Aside: I am bothered that Neutron default port settings will enable stateful security groups since this is usually not what you want in NFV. (Taking a high-throughput router/firewall/NAT and wrapping it in an additional layer of connection tracking would be madness.) However, I think I need to live with this and that it is better to explain our recommended configuration methods instead of changing the Neutron API semantics.
@n-nikolaev has written an end-to-end OpenStack test suite for our API extensions that will need to be updated too.
The Neutron rules are actually stateful even though they don't spell this out. When they talk about "inbound traffic" they are talking about two-way connections that originate with an inbound packet.
@javierguerragiraldez So does our PF app actually support connection tracking across PF apps? E.g. start tracking a connection in the ingress PF and pass packets based on that tracking in the egress PF?
So does our PF app actually support connection tracking across PF apps?
Yes, that's why I put the tracking in named tables. Just use the same name on both ingress and egress PF apps.
Ah-ha! :)
This sounds like the right model for us: one state table per virtio port i.e. per pair of ingress/egress packet filter apps.
(Our Neutron docs will have to spell out the fact that state is tracked individually per virtio port, just in case there is ever a situation where that presents a potential problem for somebody.)
- No packet filtering.
E.g. without Neutron since Neutron specifies that no rules == no packets, right?
- Neutron security groups without stateful filtering.
- Neutron security groups with stateful filtering.
I now check for the vif_details.stateless_pf
field, to determine if PF should be stateless.
_Edit: Maybe the field should be called "filtermode" and contain "stateful"/"stateless"/"to be invented" while defaulting to "stateful".
If vif_details.stateless_pf
is a false value, then the returned PacketFilter config will contain state_track=<port.id>
and state_check=<port.id>
(in both ingress and egress filters). If I understand this correctly that means:
Right? Wrong?
I removed the (previously mentioned) check for #rules > 0
and always return a PacketFIlter configuration because Neutron specifies:
When there is no rule defined, all traffic are dropped.
My WIP branch: https://github.com/eugeneia/snabbswitch/compare/stateful-nfv-pf
If
vif_details.stateless_pf
is a false value, then the returned PacketFilter config will containstate_track=<port.id>
andstate_check=<port.id>
(in both ingress and egress filters).

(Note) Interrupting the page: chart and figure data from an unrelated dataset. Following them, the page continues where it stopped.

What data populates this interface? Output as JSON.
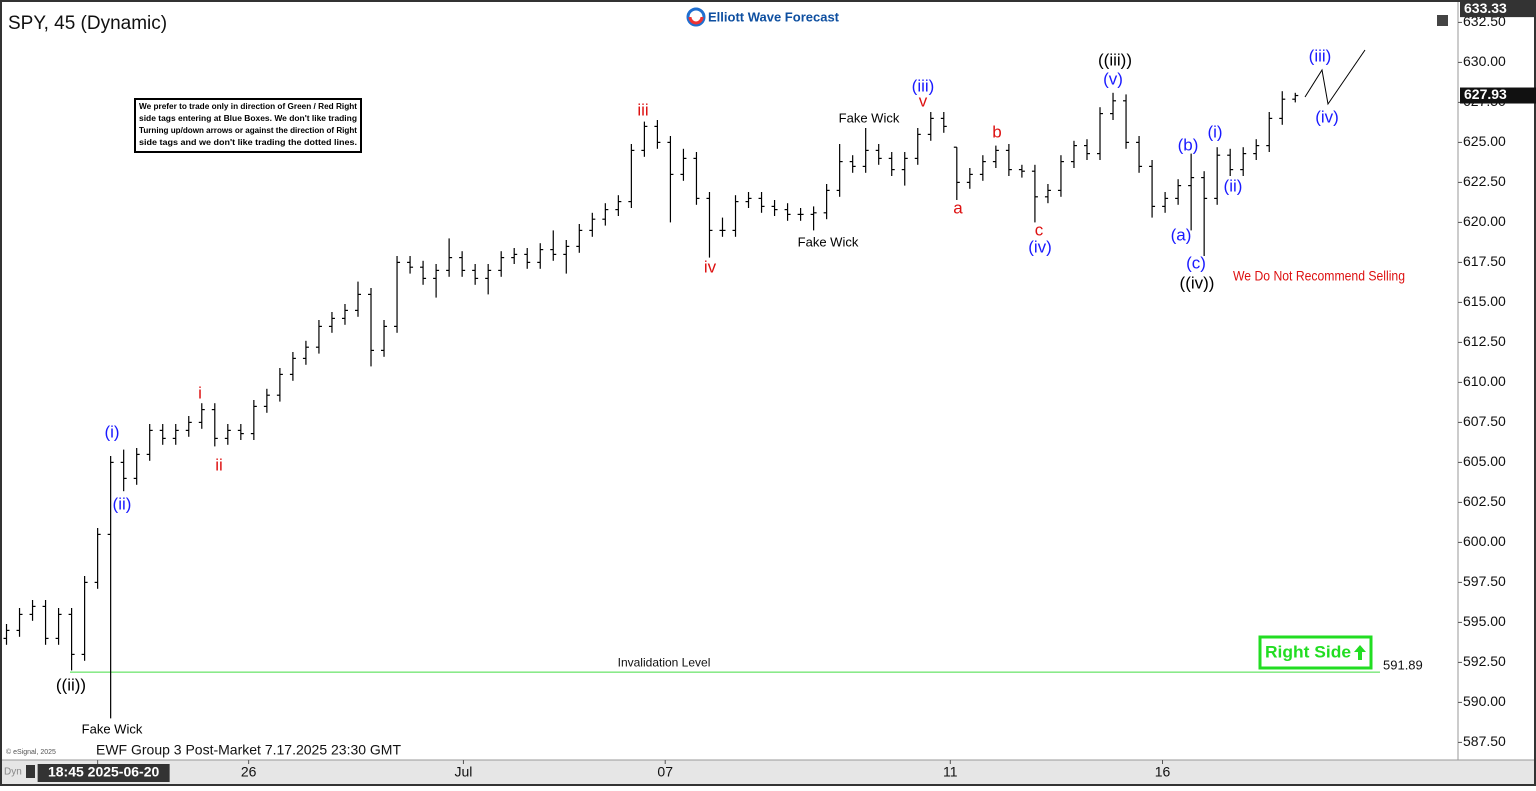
{
  "chart_data": {
    "type": "ohlc",
    "title": "SPY, 45 (Dynamic)",
    "brand": "Elliott Wave Forecast",
    "note": [
      "We prefer to trade only in direction of Green / Red Right",
      "side tags entering at Blue Boxes. We don't like trading",
      "Turning up/down arrows or against the direction of Right",
      "side tags and we don't like trading the dotted lines."
    ],
    "footer": "EWF Group 3 Post-Market 7.17.2025 23:30 GMT",
    "copyright": "© eSignal, 2025",
    "mode": "Dyn",
    "warning": "We Do Not Recommend Selling",
    "right_side": "Right Side",
    "color": "#000000",
    "ylim": [
      586.4,
      633.4
    ],
    "xlim": [
      -0.5,
      111.5
    ],
    "axis_top": 633.33,
    "last_price": 627.93,
    "invalidation": {
      "value": 591.89,
      "label": "Invalidation Level",
      "color": "#44dd44"
    },
    "yticks": [
      {
        "value": 587.5,
        "label": "587.50"
      },
      {
        "value": 590,
        "label": "590.00"
      },
      {
        "value": 592.5,
        "label": "592.50"
      },
      {
        "value": 595,
        "label": "595.00"
      },
      {
        "value": 597.5,
        "label": "597.50"
      },
      {
        "value": 600,
        "label": "600.00"
      },
      {
        "value": 602.5,
        "label": "602.50"
      },
      {
        "value": 605,
        "label": "605.00"
      },
      {
        "value": 607.5,
        "label": "607.50"
      },
      {
        "value": 610,
        "label": "610.00"
      },
      {
        "value": 612.5,
        "label": "612.50"
      },
      {
        "value": 615,
        "label": "615.00"
      },
      {
        "value": 617.5,
        "label": "617.50"
      },
      {
        "value": 620,
        "label": "620.00"
      },
      {
        "value": 622.5,
        "label": "622.50"
      },
      {
        "value": 625,
        "label": "625.00"
      },
      {
        "value": 627.5,
        "label": "627.50"
      },
      {
        "value": 630,
        "label": "630.00"
      },
      {
        "value": 632.5,
        "label": "632.50"
      }
    ],
    "xticks": [
      {
        "value": 7,
        "label": "18:45 2025-06-20"
      },
      {
        "value": 18.6,
        "label": "26"
      },
      {
        "value": 35.1,
        "label": "Jul"
      },
      {
        "value": 50.6,
        "label": "07"
      },
      {
        "value": 72.5,
        "label": "11"
      },
      {
        "value": 88.8,
        "label": "16"
      }
    ],
    "bars": [
      [
        594,
        594.9,
        593.6,
        594.5
      ],
      [
        594.5,
        595.9,
        594.1,
        595.5
      ],
      [
        595.5,
        596.4,
        595.1,
        596
      ],
      [
        596,
        596.4,
        593.6,
        594
      ],
      [
        594,
        595.9,
        593.6,
        595.5
      ],
      [
        595.5,
        595.9,
        592,
        593
      ],
      [
        593,
        597.9,
        592.6,
        597.5
      ],
      [
        597.5,
        600.9,
        597.1,
        600.5
      ],
      [
        600.5,
        605.4,
        589,
        605
      ],
      [
        605,
        605.8,
        603.2,
        604
      ],
      [
        604,
        605.9,
        603.6,
        605.5
      ],
      [
        605.5,
        607.4,
        605.1,
        607
      ],
      [
        607,
        607.4,
        606.1,
        606.5
      ],
      [
        606.5,
        607.4,
        606.1,
        607
      ],
      [
        607,
        607.9,
        606.6,
        607.5
      ],
      [
        607.5,
        608.7,
        607.1,
        608.3
      ],
      [
        608.3,
        608.7,
        606,
        606.5
      ],
      [
        606.5,
        607.4,
        606.1,
        607
      ],
      [
        607,
        607.4,
        606.4,
        606.8
      ],
      [
        606.8,
        608.9,
        606.4,
        608.5
      ],
      [
        608.5,
        609.6,
        608.1,
        609.2
      ],
      [
        609.2,
        610.9,
        608.8,
        610.5
      ],
      [
        610.5,
        611.9,
        610.1,
        611.5
      ],
      [
        611.5,
        612.6,
        611.1,
        612.2
      ],
      [
        612.2,
        613.9,
        611.8,
        613.5
      ],
      [
        613.5,
        614.4,
        613.1,
        614
      ],
      [
        614,
        614.9,
        613.6,
        614.5
      ],
      [
        614.5,
        616.3,
        614.1,
        615.5
      ],
      [
        615.5,
        615.9,
        611,
        612
      ],
      [
        612,
        613.9,
        611.6,
        613.5
      ],
      [
        613.5,
        617.9,
        613.1,
        617.5
      ],
      [
        617.5,
        617.9,
        616.8,
        617.2
      ],
      [
        617.2,
        617.6,
        616.1,
        616.5
      ],
      [
        616.5,
        617.4,
        615.3,
        617
      ],
      [
        617,
        619,
        616.6,
        617.8
      ],
      [
        617.8,
        618.2,
        616.6,
        617
      ],
      [
        617,
        617.4,
        616.1,
        616.5
      ],
      [
        616.5,
        617.4,
        615.5,
        617
      ],
      [
        617,
        618.2,
        616.6,
        617.8
      ],
      [
        617.8,
        618.4,
        617.4,
        618
      ],
      [
        618,
        618.4,
        617.1,
        617.5
      ],
      [
        617.5,
        618.7,
        617.1,
        618.3
      ],
      [
        618.3,
        619.5,
        617.6,
        618
      ],
      [
        618,
        618.9,
        616.8,
        618.5
      ],
      [
        618.5,
        619.9,
        618.1,
        619.5
      ],
      [
        619.5,
        620.6,
        619.1,
        620.2
      ],
      [
        620.2,
        621.2,
        619.8,
        620.8
      ],
      [
        620.8,
        621.7,
        620.4,
        621.3
      ],
      [
        621.3,
        624.9,
        620.9,
        624.5
      ],
      [
        624.5,
        626.3,
        624.1,
        626
      ],
      [
        626,
        626.4,
        624.6,
        625
      ],
      [
        625,
        625.4,
        620,
        623
      ],
      [
        623,
        624.6,
        622.6,
        624
      ],
      [
        624,
        624.4,
        621.1,
        621.5
      ],
      [
        621.5,
        621.9,
        617.8,
        619.5
      ],
      [
        619.5,
        620.3,
        619.1,
        619.5
      ],
      [
        619.5,
        621.7,
        619.1,
        621.3
      ],
      [
        621.3,
        621.9,
        620.9,
        621.5
      ],
      [
        621.5,
        621.9,
        620.6,
        621
      ],
      [
        621,
        621.4,
        620.4,
        620.8
      ],
      [
        620.8,
        621.2,
        620.1,
        620.5
      ],
      [
        620.5,
        620.9,
        620.1,
        620.5
      ],
      [
        620.5,
        621,
        619.5,
        620.6
      ],
      [
        620.6,
        622.4,
        620.2,
        622
      ],
      [
        622,
        624.9,
        621.6,
        623.8
      ],
      [
        623.8,
        624.2,
        623.1,
        623.5
      ],
      [
        623.5,
        625.9,
        623.1,
        624.5
      ],
      [
        624.5,
        624.9,
        623.6,
        624
      ],
      [
        624,
        624.4,
        622.9,
        623.3
      ],
      [
        623.3,
        624.4,
        622.3,
        624
      ],
      [
        624,
        625.9,
        623.6,
        625.5
      ],
      [
        625.5,
        626.9,
        625.1,
        626.5
      ],
      [
        626.5,
        626.9,
        625.6,
        626
      ],
      [
        624.7,
        624.7,
        621.4,
        622.5
      ],
      [
        622.5,
        623.4,
        622.1,
        623
      ],
      [
        623,
        624.2,
        622.6,
        623.8
      ],
      [
        623.8,
        624.8,
        623.4,
        624.5
      ],
      [
        624.5,
        624.9,
        622.9,
        623.3
      ],
      [
        623.3,
        623.6,
        622.8,
        623.2
      ],
      [
        623.2,
        623.6,
        620,
        621.6
      ],
      [
        621.6,
        622.4,
        621.2,
        622
      ],
      [
        622,
        624.2,
        621.6,
        623.8
      ],
      [
        623.8,
        625.1,
        623.4,
        624.8
      ],
      [
        624.8,
        625.2,
        623.9,
        624.3
      ],
      [
        624.3,
        627.2,
        623.9,
        626.8
      ],
      [
        626.8,
        628.1,
        626.4,
        627.6
      ],
      [
        627.6,
        628,
        624.6,
        625
      ],
      [
        625,
        625.4,
        623.1,
        623.5
      ],
      [
        623.5,
        623.9,
        620.3,
        621
      ],
      [
        621,
        621.9,
        620.6,
        621.5
      ],
      [
        621.5,
        622.7,
        621.1,
        622.3
      ],
      [
        622.3,
        624.3,
        619.5,
        622.8
      ],
      [
        622.8,
        623.2,
        617.9,
        621.5
      ],
      [
        621.5,
        624.7,
        621.1,
        624.2
      ],
      [
        624.2,
        624.6,
        622.9,
        623.3
      ],
      [
        623.3,
        624.7,
        622.9,
        624.3
      ],
      [
        624.3,
        625.2,
        623.9,
        624.8
      ],
      [
        624.8,
        626.9,
        624.4,
        626.5
      ],
      [
        626.5,
        628.2,
        626.1,
        627.7
      ],
      [
        627.7,
        628.1,
        627.5,
        627.93
      ]
    ],
    "annotations": [
      {
        "text": "((ii))",
        "color": "#000000"
      },
      {
        "text": "Fake Wick",
        "color": "#000000"
      },
      {
        "text": "(i)",
        "color": "#1a1aff"
      },
      {
        "text": "(ii)",
        "color": "#1a1aff"
      },
      {
        "text": "i",
        "color": "#dd1111"
      },
      {
        "text": "ii",
        "color": "#dd1111"
      },
      {
        "text": "iii",
        "color": "#dd1111"
      },
      {
        "text": "iv",
        "color": "#dd1111"
      },
      {
        "text": "Fake Wick",
        "color": "#000000"
      },
      {
        "text": "Fake Wick",
        "color": "#000000"
      },
      {
        "text": "(iii)",
        "color": "#1a1aff"
      },
      {
        "text": "v",
        "color": "#dd1111"
      },
      {
        "text": "a",
        "color": "#dd1111"
      },
      {
        "text": "b",
        "color": "#dd1111"
      },
      {
        "text": "c",
        "color": "#dd1111"
      },
      {
        "text": "(iv)",
        "color": "#1a1aff"
      },
      {
        "text": "((iii))",
        "color": "#000000"
      },
      {
        "text": "(v)",
        "color": "#1a1aff"
      },
      {
        "text": "(b)",
        "color": "#1a1aff"
      },
      {
        "text": "(a)",
        "color": "#1a1aff"
      },
      {
        "text": "(c)",
        "color": "#1a1aff"
      },
      {
        "text": "((iv))",
        "color": "#000000"
      },
      {
        "text": "(i)",
        "color": "#1a1aff"
      },
      {
        "text": "(ii)",
        "color": "#1a1aff"
      },
      {
        "text": "(iii)",
        "color": "#1a1aff"
      },
      {
        "text": "(iv)",
        "color": "#1a1aff"
      }
    ]
  }
}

If I understand this correctly that means:
- If the port establishes an egress connection to a client, the client's packets on that connection will pass regardless of the port's ingress rules.
- If a client establishes an ingress connection to the port, the port's packets on that connection will pass regardless of the port's egress rules.
Right? Wrong?
Right.
In the 'global' part (not as part of any rule), the state_track=...
is applied after the rules and tracks packets that pass any rule, while the state_check=...
is applied before the rules, and passes (without further checking) packets that match a tracked connection.
I added a Stateless Packet Filtering section to our Neutron API Extensions document.
@eugeneia Does this look okay to you? (If yes then can you hack neutron2snabb
and nfvconfig
etc to make it so?)
Closing this issue as resolved.
The Neutron API Extensions page documents our packet filtering behavior. The default behavior is stateful filtering and no special explanation of that is required because it is the same as the normal Neutron behavior (not an extension). The stateless mode is optional and is documented as an extension.
The Neutron API Extensions document needs to explain our interpretations of Neutron Security Groups (both stateful and stateless). Generally we need to make sure we have an interpretation that we are happy with and that agrees with the revised PacketFilter API of #375.